全てのセットプレーの前に長々と担当者を話し合って決める必要があるだろうか、幾度となく送られたクロスにほぼ受け手さえいなかったことに意味があるのだろうか、アデイェミの快速を知りながらエンソ・フェルナンデスを唯一のカバー役に配置した理由はなんだろうか?
また新加入のムドリクに目を向ければ、いかにチームに馴染ませるのに時間を要するかが見て取れる。出だしこそ良かったがパスの受け方が悪く、ゴール前に詰め寄るもシュロッターベックに簡単にボールを奪われ、確かにドリブルによるサプライズが期待されている選手ではあるものの、時にシンプルな仕掛けも効果的であることもまた学ばなくてはならない。さらに前述のアデイェミのカウンターの際には、むしろムドリクが追いつくことのできた選手だった。だが逆に本来自分たちがみせたかったプレーを、まざまざと見せつけられる結果となっている。
セカンドレグでの巻き返しに向けて、ポッター監督は「フィニッシュの部分では、もう少しツキに恵まれる必要があるよ」とコメント。確かに3週間後に控えるスタンフォード・ブリッジでの一戦では、まだまだ0−1からの巻き返しは可能だ。ただそのためには運どうこうもあるにせよ、とにかく自分たちのパフォーマンスをいかに高いレベルで発揮できるか。そのためのゲームプランが求められることにもなるだろう。

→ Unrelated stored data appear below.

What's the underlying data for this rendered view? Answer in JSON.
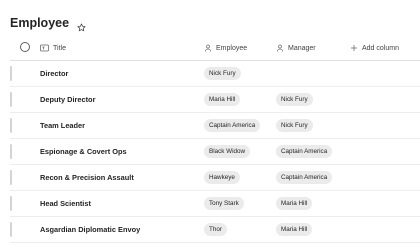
{
  "page": {
    "title": "Employee"
  },
  "columns": {
    "title": "Title",
    "employee": "Employee",
    "manager": "Manager",
    "add": "Add column"
  },
  "rows": [
    {
      "title": "Director",
      "employee": "Nick Fury",
      "manager": ""
    },
    {
      "title": "Deputy Director",
      "employee": "Maria Hill",
      "manager": "Nick Fury"
    },
    {
      "title": "Team Leader",
      "employee": "Captain America",
      "manager": "Nick Fury"
    },
    {
      "title": "Espionage & Covert Ops",
      "employee": "Black Widow",
      "manager": "Captain America"
    },
    {
      "title": "Recon & Precision Assault",
      "employee": "Hawkeye",
      "manager": "Captain America"
    },
    {
      "title": "Head Scientist",
      "employee": "Tony Stark",
      "manager": "Maria Hill"
    },
    {
      "title": "Asgardian Diplomatic Envoy",
      "employee": "Thor",
      "manager": "Maria Hill"
    }
  ],
  "icons": {
    "favorite": "star-outline-icon",
    "select_all": "circle-checkbox-icon",
    "title_column": "text-field-icon",
    "person_column": "person-icon",
    "add": "plus-icon"
  },
  "colors": {
    "pill_background": "#ebebeb",
    "text": "#242424"
  }
}
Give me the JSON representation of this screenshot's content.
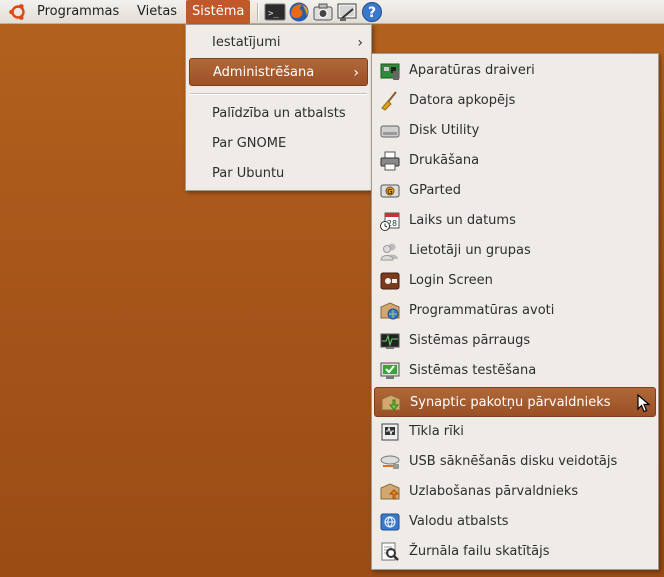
{
  "panel": {
    "menus": [
      "Programmas",
      "Vietas",
      "Sistēma"
    ],
    "launchers": [
      "terminal-icon",
      "firefox-icon",
      "screenshot-icon",
      "screen-capture-icon",
      "help-icon"
    ]
  },
  "system_menu": {
    "items": [
      {
        "label": "Iestatījumi",
        "submenu": true
      },
      {
        "label": "Administrēšana",
        "submenu": true,
        "highlighted": true
      },
      {
        "label": "Palīdzība un atbalsts"
      },
      {
        "label": "Par GNOME"
      },
      {
        "label": "Par Ubuntu"
      }
    ],
    "submenu_arrow": "›"
  },
  "admin_menu": {
    "items": [
      {
        "label": "Aparatūras draiveri",
        "icon": "hardware-driver-icon"
      },
      {
        "label": "Datora apkopējs",
        "icon": "broom-icon"
      },
      {
        "label": "Disk Utility",
        "icon": "disk-icon"
      },
      {
        "label": "Drukāšana",
        "icon": "printer-icon"
      },
      {
        "label": "GParted",
        "icon": "gparted-icon"
      },
      {
        "label": "Laiks un datums",
        "icon": "calendar-clock-icon"
      },
      {
        "label": "Lietotāji un grupas",
        "icon": "users-icon"
      },
      {
        "label": "Login Screen",
        "icon": "login-screen-icon"
      },
      {
        "label": "Programmatūras avoti",
        "icon": "software-sources-icon"
      },
      {
        "label": "Sistēmas pārraugs",
        "icon": "system-monitor-icon"
      },
      {
        "label": "Sistēmas testēšana",
        "icon": "system-testing-icon"
      },
      {
        "label": "Synaptic pakotņu pārvaldnieks",
        "icon": "synaptic-icon",
        "highlighted": true
      },
      {
        "label": "Tīkla rīki",
        "icon": "network-tools-icon"
      },
      {
        "label": "USB sāknēšanās disku veidotājs",
        "icon": "usb-creator-icon"
      },
      {
        "label": "Uzlabošanas pārvaldnieks",
        "icon": "update-manager-icon"
      },
      {
        "label": "Valodu atbalsts",
        "icon": "language-support-icon"
      },
      {
        "label": "Žurnāla failu skatītājs",
        "icon": "log-viewer-icon"
      }
    ]
  },
  "colors": {
    "desktop": "#a8561a",
    "highlight": "#a65a2e",
    "menu_bg": "#efebe7"
  }
}
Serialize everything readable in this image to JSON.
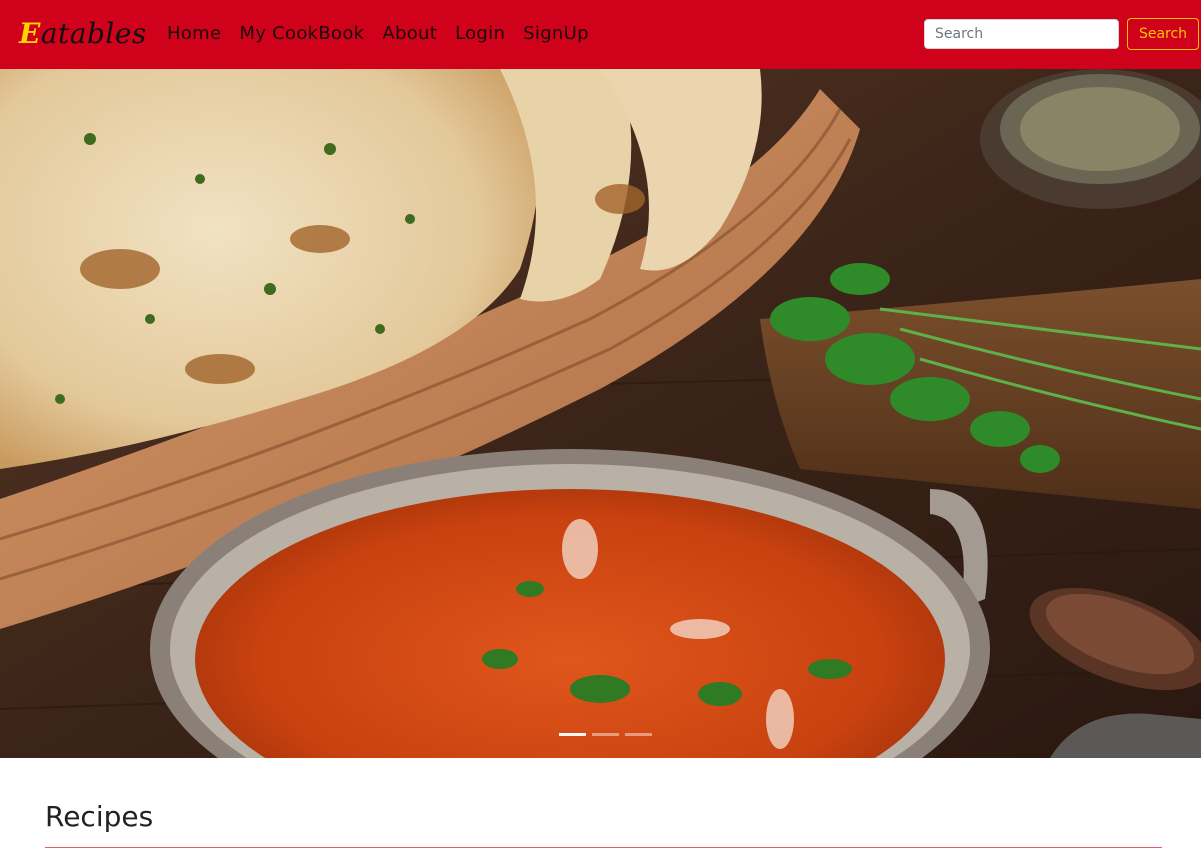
{
  "navbar": {
    "brand_first": "E",
    "brand_rest": "atables",
    "links": [
      "Home",
      "My CookBook",
      "About",
      "Login",
      "SignUp"
    ],
    "search_placeholder": "Search",
    "search_button": "Search",
    "colors": {
      "background": "#d0021b",
      "brand_accent": "#ffd400",
      "button_outline": "#ffc107"
    }
  },
  "hero": {
    "image": "food-photo-naan-basket-and-butter-chicken-karahi",
    "slides_total": 3,
    "active_slide": 1
  },
  "section": {
    "title": "Recipes"
  }
}
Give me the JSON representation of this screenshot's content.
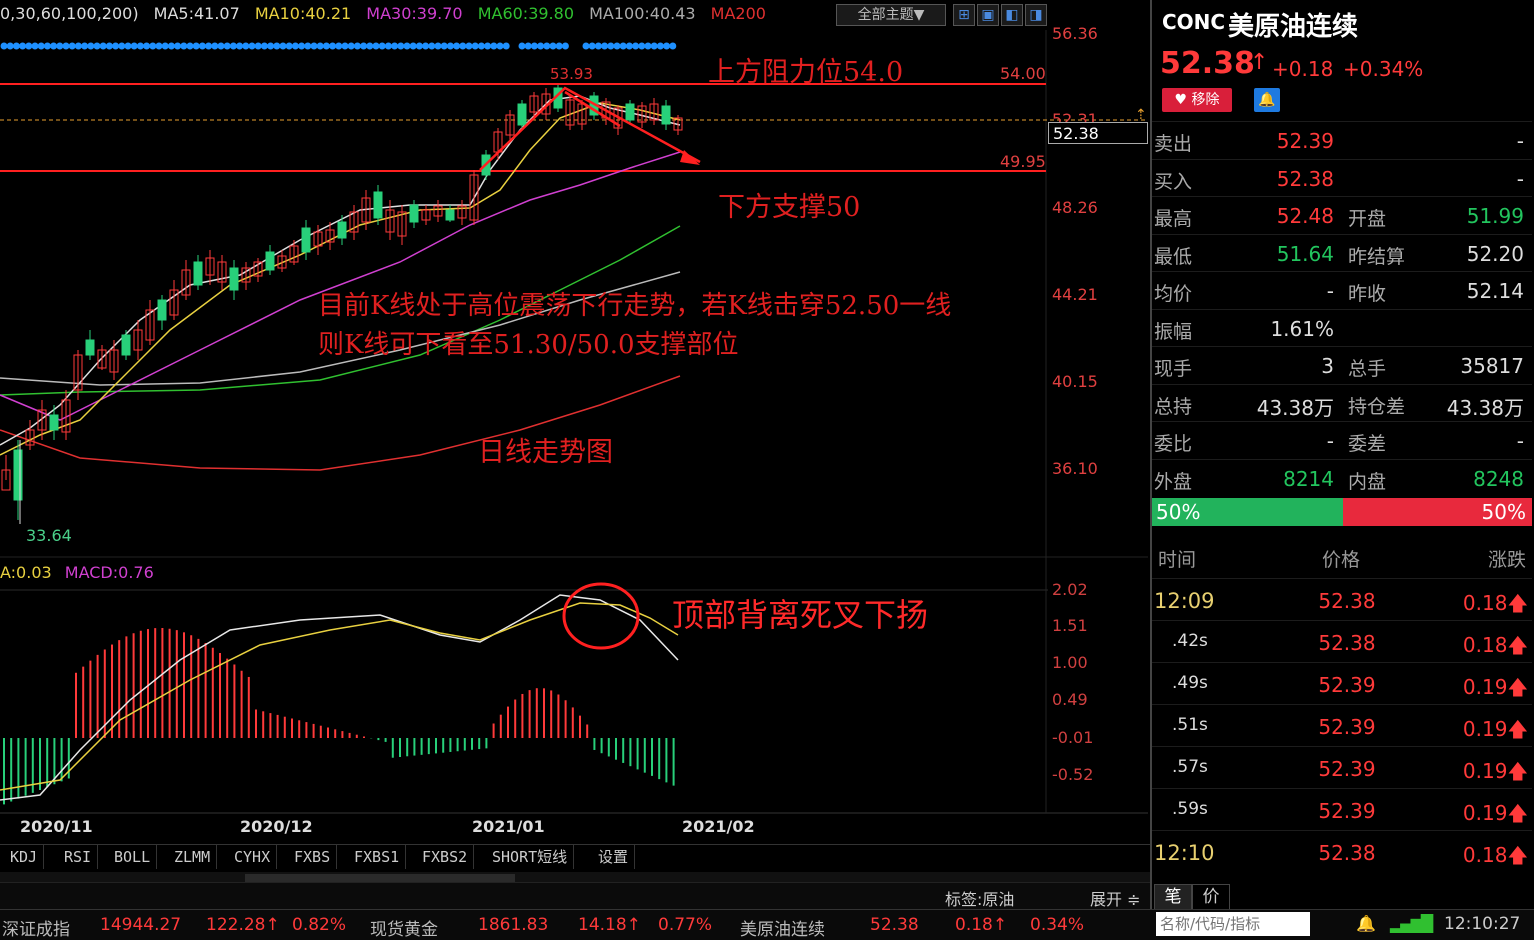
{
  "ma_header": {
    "params": "0,30,60,100,200)",
    "ma5": "MA5:41.07",
    "ma10": "MA10:40.21",
    "ma30": "MA30:39.70",
    "ma60": "MA60:39.80",
    "ma100": "MA100:40.43",
    "ma200": "MA200"
  },
  "toolbar": {
    "theme_label": "全部主题▼"
  },
  "price_axis": [
    "56.36",
    "54.00",
    "52.31",
    "49.95",
    "48.26",
    "44.21",
    "40.15",
    "36.10"
  ],
  "current_price_tag": "52.38",
  "high_marker": "53.93",
  "low_marker": "33.64",
  "annotations": {
    "resistance": "上方阻力位54.0",
    "support": "下方支撑50",
    "analysis_line1": "目前K线处于高位震荡下行走势，若K线击穿52.50一线",
    "analysis_line2": "则K线可下看至51.30/50.0支撑部位",
    "daily_trend": "日线走势图",
    "macd_note": "顶部背离死叉下扬"
  },
  "macd_header": {
    "dea": "A:0.03",
    "macd": "MACD:0.76"
  },
  "macd_axis": [
    "2.02",
    "1.51",
    "1.00",
    "0.49",
    "-0.01",
    "-0.52"
  ],
  "x_axis": [
    "2020/11",
    "2020/12",
    "2021/01",
    "2021/02"
  ],
  "indicator_tabs": [
    "KDJ",
    "RSI",
    "BOLL",
    "ZLMM",
    "CYHX",
    "FXBS",
    "FXBS1",
    "FXBS2",
    "SHORT短线",
    "设置"
  ],
  "label_bar": {
    "tag": "标签:原油",
    "expand": "展开 ≑"
  },
  "quote": {
    "code": "CONC",
    "name": "美原油连续",
    "last": "52.38",
    "change": "+0.18",
    "change_pct": "+0.34%",
    "remove_label": "♥ 移除",
    "rows": [
      {
        "l1": "卖出",
        "v1": "52.39",
        "l2": "",
        "v2": "-"
      },
      {
        "l1": "买入",
        "v1": "52.38",
        "l2": "",
        "v2": "-"
      },
      {
        "l1": "最高",
        "v1": "52.48",
        "l2": "开盘",
        "v2": "51.99"
      },
      {
        "l1": "最低",
        "v1": "51.64",
        "l2": "昨结算",
        "v2": "52.20"
      },
      {
        "l1": "均价",
        "v1": "-",
        "l2": "昨收",
        "v2": "52.14"
      },
      {
        "l1": "振幅",
        "v1": "1.61%",
        "l2": "",
        "v2": ""
      },
      {
        "l1": "现手",
        "v1": "3",
        "l2": "总手",
        "v2": "35817"
      },
      {
        "l1": "总持",
        "v1": "43.38万",
        "l2": "持仓差",
        "v2": "43.38万"
      },
      {
        "l1": "委比",
        "v1": "-",
        "l2": "委差",
        "v2": "-"
      },
      {
        "l1": "外盘",
        "v1": "8214",
        "l2": "内盘",
        "v2": "8248"
      }
    ],
    "ratio_left": "50%",
    "ratio_right": "50%"
  },
  "ticks_header": {
    "time": "时间",
    "price": "价格",
    "change": "涨跌"
  },
  "ticks": [
    {
      "time": "12:09",
      "price": "52.38",
      "chg": "0.18"
    },
    {
      "time": ".42s",
      "price": "52.38",
      "chg": "0.18"
    },
    {
      "time": ".49s",
      "price": "52.39",
      "chg": "0.19"
    },
    {
      "time": ".51s",
      "price": "52.39",
      "chg": "0.19"
    },
    {
      "time": ".57s",
      "price": "52.39",
      "chg": "0.19"
    },
    {
      "time": ".59s",
      "price": "52.39",
      "chg": "0.19"
    },
    {
      "time": "12:10",
      "price": "52.38",
      "chg": "0.18"
    }
  ],
  "rp_tabs": [
    "笔",
    "价"
  ],
  "ticker": [
    {
      "name": "深证成指",
      "v": "14944.27",
      "c": "122.28↑",
      "p": "0.82%"
    },
    {
      "name": "现货黄金",
      "v": "1861.83",
      "c": "14.18↑",
      "p": "0.77%"
    },
    {
      "name": "美原油连续",
      "v": "52.38",
      "c": "0.18↑",
      "p": "0.34%"
    }
  ],
  "search_placeholder": "名称/代码/指标",
  "clock": "12:10:27",
  "colors": {
    "up": "#ff3a3a",
    "down": "#22b35c",
    "accent": "#1e7ae0"
  }
}
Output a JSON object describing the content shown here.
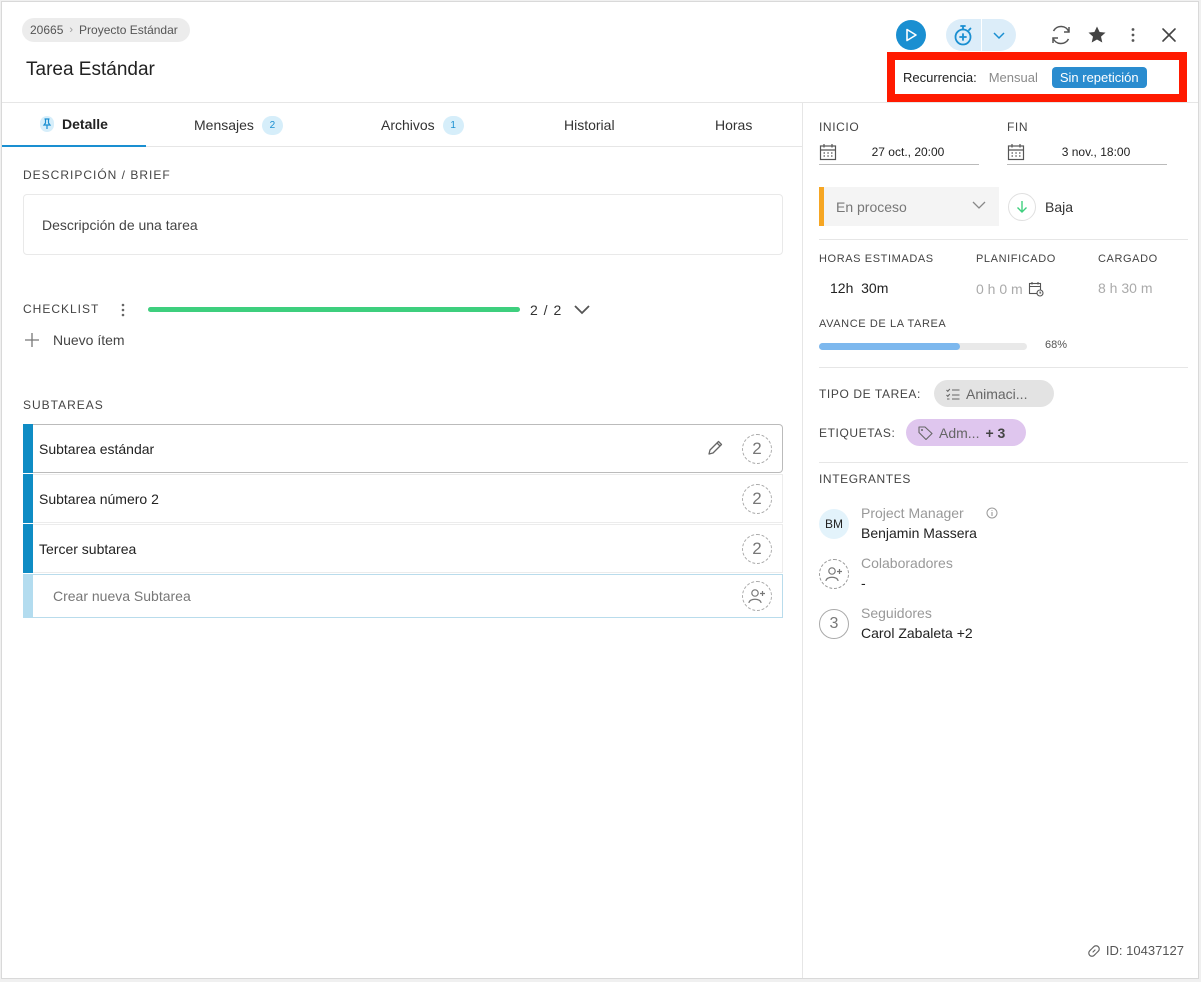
{
  "breadcrumb": {
    "project_id": "20665",
    "project_name": "Proyecto Estándar"
  },
  "title": "Tarea Estándar",
  "recurrence": {
    "label": "Recurrencia:",
    "option_monthly": "Mensual",
    "option_active": "Sin repetición"
  },
  "tabs": [
    {
      "label": "Detalle",
      "badge": ""
    },
    {
      "label": "Mensajes",
      "badge": "2"
    },
    {
      "label": "Archivos",
      "badge": "1"
    },
    {
      "label": "Historial",
      "badge": ""
    },
    {
      "label": "Horas",
      "badge": ""
    }
  ],
  "description": {
    "label": "DESCRIPCIÓN / BRIEF",
    "text": "Descripción de una tarea"
  },
  "checklist": {
    "label": "CHECKLIST",
    "count": "2 / 2",
    "progress": 1.0,
    "new_item": "Nuevo ítem"
  },
  "subtasks": {
    "label": "SUBTAREAS",
    "items": [
      {
        "name": "Subtarea estándar",
        "count": "2"
      },
      {
        "name": "Subtarea número 2",
        "count": "2"
      },
      {
        "name": "Tercer subtarea",
        "count": "2"
      }
    ],
    "new_placeholder": "Crear nueva Subtarea"
  },
  "dates": {
    "start_label": "INICIO",
    "start_value": "27 oct., 20:00",
    "end_label": "FIN",
    "end_value": "3 nov., 18:00"
  },
  "status": {
    "value": "En proceso",
    "color": "#f6a623"
  },
  "priority": {
    "value": "Baja",
    "color": "#3ecf7e"
  },
  "hours": {
    "estimated_label": "HORAS ESTIMADAS",
    "estimated_h": "12h",
    "estimated_m": "30m",
    "planned_label": "PLANIFICADO",
    "planned_value": "0 h 0 m",
    "loaded_label": "CARGADO",
    "loaded_value": "8 h 30 m"
  },
  "progress": {
    "label": "AVANCE DE LA TAREA",
    "value": 0.68,
    "text": "68%"
  },
  "task_type": {
    "label": "TIPO DE TAREA:",
    "value": "Animaci..."
  },
  "tags": {
    "label": "ETIQUETAS:",
    "value": "Adm...",
    "more": "+ 3"
  },
  "members": {
    "label": "INTEGRANTES",
    "pm_role": "Project Manager",
    "pm_initials": "BM",
    "pm_name": "Benjamin Massera",
    "collab_role": "Colaboradores",
    "collab_name": "-",
    "followers_role": "Seguidores",
    "followers_count": "3",
    "followers_name": "Carol Zabaleta +2"
  },
  "footer": {
    "id_text": "ID: 10437127"
  },
  "colors": {
    "accent": "#1a8fd1",
    "highlight": "#ff1a00",
    "subtask_bar": "#0f8cc4"
  }
}
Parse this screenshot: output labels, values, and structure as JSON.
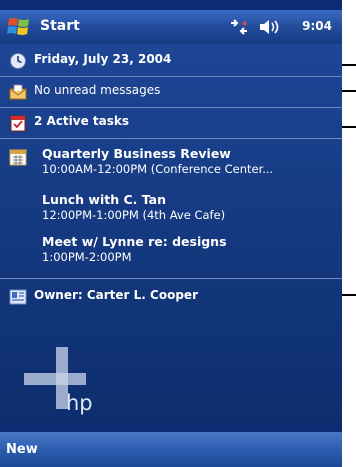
{
  "taskbar": {
    "start_label": "Start",
    "time": "9:04"
  },
  "date": {
    "label": "Friday, July 23, 2004"
  },
  "messages": {
    "label": "No unread messages"
  },
  "tasks": {
    "label": "2 Active tasks"
  },
  "calendar": {
    "appointments": [
      {
        "title": "Quarterly Business Review",
        "details": "10:00AM-12:00PM (Conference Center..."
      },
      {
        "title": "Lunch with C. Tan",
        "details": "12:00PM-1:00PM (4th Ave Cafe)"
      },
      {
        "title": "Meet w/ Lynne re: designs",
        "details": "1:00PM-2:00PM"
      }
    ]
  },
  "owner": {
    "label": "Owner: Carter L. Cooper"
  },
  "brand": {
    "hp": "hp"
  },
  "menu": {
    "new_label": "New"
  }
}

改めてその点で考えて見た時に、いまだ「真の点取り屋」不在の問題を抱えていることは不思議でならない。新オーナーと共に迎えた昨夏の移籍市場、さらにはこの冬の移籍市場においても、実に6億ユーロという欧州5大リーグ1つ分に相当する金額を投じて爆買いを展開したにも関わらず、最も求められていたであろうこの課題は、少なくとも半年後までまた手付かずのままなのだ。